Department of Urban and Regional Development

Department overview
- Formed: 19 December 1972
- Preceding Department: Department of the Interior (II) - for National Capital Development Commission Department of the Prime Minister and Cabinet - for National Urban and Regional Development Authority Act 1972;
- Dissolved: 22 December 1975
- Superseding Department: Department of Environment, Housing and Community Development - for urban and regional planning and development Department of Administrative Services (II) - for property and survey Department of the Capital Territory - for National Capital Development Commission;
- Jurisdiction: Commonwealth of Australia
- Ministers responsible: Tom Uren, Minister (1972‑1975); John Carrick, Minister (1975);
- Department executive: Bob Lansdown, Secretary;

= Department of Urban and Regional Development =

Australian government department, 1972–1975

The Department of Urban and Regional Development was an Australian government department that existed between December 1972 and December 1975.

==History==
The Department was one of several new departments established by the Whitlam government, a wide restructuring that revealed some of the new government's program. When the Fraser government took office in November 1975 following the 1975 Australian constitutional crisis, the Department was abolished.

==Scope==
Information about the department's functions and government funding allocation could be found in the Administrative Arrangements Orders, the annual Portfolio Budget Statements and in the Department's annual reports.
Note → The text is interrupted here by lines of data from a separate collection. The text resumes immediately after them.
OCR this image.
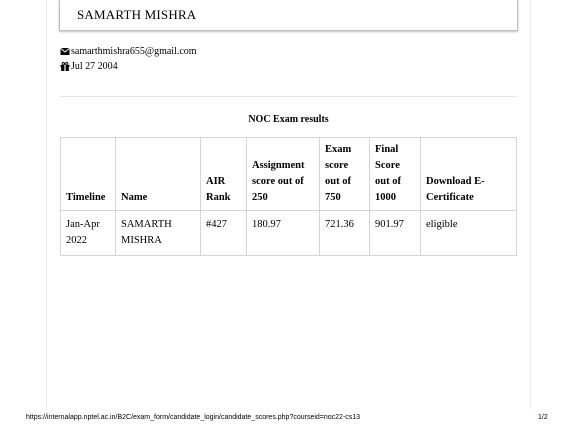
SAMARTH MISHRA
samarthmishra655@gmail.com
Jul 27 2004
NOC Exam results
Timeline	Name	AIR Rank	Assignment score out of 250	Exam score out of 750	Final Score out of 1000	Download E-Certificate
Jan-Apr 2022	SAMARTH MISHRA	#427	180.97	721.36	901.97	eligible
https://internalapp.nptel.ac.in/B2C/exam_form/candidate_login/candidate_scores.php?courseid=noc22-cs13	1/2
At its creation, the Department's functions were described as "matters related to city and regional planning and development, including assistance to, and co-operation with, the States and local-governing bodies".

==Structure==
The Department was a Commonwealth Public Service department, staffed by officials who were responsible to the Minister for Urban and Regional Development. Hugh Stretton, urban planning and economic author and academic, was employed in the Department and had significant influence on its policies.